MARISA compared three doses of ranolazine– 500 mg, 1,000 mg and 1,500 mg twice daily– with placebo in 191 randomised patients. A clear dose-response relationship was seen in standard exercise testing parameters i.e. exercise duration, time to 1 mm ST-segment depression, and time to angina onset, assessed at trough and at peak. Improvements with ranolazine were significant versus placebo at both peak and trough (the latter being the important criterion for regulatory purposes). There was only a minor change in RPP whereas “the ST-segment change was significant and highly dose-related at each point during the exercise test,” said Professor Camm.
CARISA randomised patients to ranolazine 750 mg and 1,000 mg twice daily and placebo, on a background of atenolol 50 mg OD (43%), amlodipine 5 mg OD (31%) and diltiazem 180 mg OD (26%), respectively. This study also showed significant increases in exercise times (as well as decreased angina attacks and nitroglycerin [GTN] consumption) but “there was no dose-related change in these exercise parameters,” said Professor Camm (figure 4).
ERICA randomised patients to receive placebo or ranolazine 500 mg twice daily for one week initially before the dose was titrated up to ranolazine 1,000 mg twice daily and continued for another six weeks. All patients received amlodipine 10 mg OD with (45% of patents at baseline) or without long-acting nitrates. Frequency of angina attacks, the primary end point, and mean weekly GTN consumption were reduced significantly with ranolazine versus placebo (figure 5).
Professor Camm went on to discuss two reports from the large mortality, outcome trial, MERLIN-TIMI 36 (table 2). This was a double-blind, randomised, placebo-controlled trial conducted in 17 countries, which enrolled 6,560 patients with non-ST-elevation acute coronary syndromes within 48 hours of ischaemic symptoms.
Patients were treated with ranolazine (initially intravenously and followed by oral ranolazine 1,000 mg twice daily or matching placebo, and followed up for a median of 348 days. Follow-up assessments were conducted every four months (figure 6). The primary end point was a composite of cardiovascular death, MI or recurrent ischaemia at 12 months. Continuous ECG Holter recording was performed for the first seven days after randomisation, and a pre-specified set of arrhythmias was evaluated. The major safety end points were death from any cause and symptomatic documented arrhythmia.

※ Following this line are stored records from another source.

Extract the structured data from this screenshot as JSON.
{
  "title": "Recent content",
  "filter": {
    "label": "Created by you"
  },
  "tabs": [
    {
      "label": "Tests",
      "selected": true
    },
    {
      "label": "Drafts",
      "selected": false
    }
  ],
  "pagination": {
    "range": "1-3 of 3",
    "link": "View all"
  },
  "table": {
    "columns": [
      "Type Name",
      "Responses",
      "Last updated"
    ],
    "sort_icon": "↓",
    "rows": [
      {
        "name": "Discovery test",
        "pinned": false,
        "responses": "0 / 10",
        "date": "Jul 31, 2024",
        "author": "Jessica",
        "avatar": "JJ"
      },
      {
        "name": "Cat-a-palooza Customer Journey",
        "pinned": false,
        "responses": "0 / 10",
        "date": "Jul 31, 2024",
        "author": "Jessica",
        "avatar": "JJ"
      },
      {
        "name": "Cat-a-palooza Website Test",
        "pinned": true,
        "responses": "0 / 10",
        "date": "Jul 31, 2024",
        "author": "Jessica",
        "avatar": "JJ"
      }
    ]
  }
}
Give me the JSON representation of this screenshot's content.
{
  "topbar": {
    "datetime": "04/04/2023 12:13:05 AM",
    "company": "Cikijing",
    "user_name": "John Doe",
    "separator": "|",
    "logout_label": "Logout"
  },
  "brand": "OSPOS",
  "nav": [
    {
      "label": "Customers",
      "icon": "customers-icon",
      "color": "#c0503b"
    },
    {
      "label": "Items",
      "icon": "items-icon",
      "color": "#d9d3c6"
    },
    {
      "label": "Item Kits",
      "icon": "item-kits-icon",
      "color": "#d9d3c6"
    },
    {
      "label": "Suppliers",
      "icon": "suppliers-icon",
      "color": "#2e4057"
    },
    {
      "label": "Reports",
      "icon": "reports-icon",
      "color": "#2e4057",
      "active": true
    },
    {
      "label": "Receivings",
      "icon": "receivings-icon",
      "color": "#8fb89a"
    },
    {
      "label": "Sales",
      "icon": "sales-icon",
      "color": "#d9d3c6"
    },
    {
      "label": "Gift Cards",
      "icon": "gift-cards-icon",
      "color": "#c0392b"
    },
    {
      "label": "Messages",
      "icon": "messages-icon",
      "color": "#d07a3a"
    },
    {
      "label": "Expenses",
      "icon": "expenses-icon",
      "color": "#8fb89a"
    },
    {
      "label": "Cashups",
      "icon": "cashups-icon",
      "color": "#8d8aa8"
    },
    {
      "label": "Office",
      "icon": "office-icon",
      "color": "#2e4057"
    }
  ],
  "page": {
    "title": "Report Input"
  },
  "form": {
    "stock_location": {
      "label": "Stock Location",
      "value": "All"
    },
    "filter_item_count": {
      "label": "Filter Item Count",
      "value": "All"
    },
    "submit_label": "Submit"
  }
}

The Kaplan-Meier estimated rates of the primary end point (cardiovascular death, MI or recurrent ischaemia at 12 months) are shown in figure 7 and no significant difference was observed between ranolazine and placebo “but recurrent ischaemia was significantly reduced in the patients who were taking ranolazine,” said Professor Camm (figure 8).
Similarly, the number of patients with worsening angina was significantly lower with ranolazine compared to placebo and there was less requirement for increased anti-anginal treatment with ranolazine (figure 9). In terms of major safety end points, “none of them is greater in association with ranolazine than with placebo,” said Professor Camm, who noted that clinically significant arrhythmias on Holter were observed in 74% of patients treated with ranolazine and in 83% of patients in the placebo group (p<0.001) (table 3). This difference was particularly noteworthy with ventricular tachycardia lasting eight beats or more; there was a “substantial reduction associated with ranolazine” (5.3% vs 8.3%;p<0.001) over seven days of Holter monitoring (figure 10).
Summarising, Professor Camm said that ranolazine is thought to be a late sodium current inhibitor, which thereby reduces myocardial oxygen consumption (MVO2). It does not reduce the rate pressure product significantly but does reduce myocardial ischaemia. It has been assessed in a number of clinical trials where it shows an improvement in exercise performance, a decrease in angina attacks, GTN consumption, and a 23% risk reduction for worsening angina or ischaemia. “Ranolazine seems to be an effective and safe antianginal agent,” he concluded.
JC is an advisor to CV Therapeutics and Servier.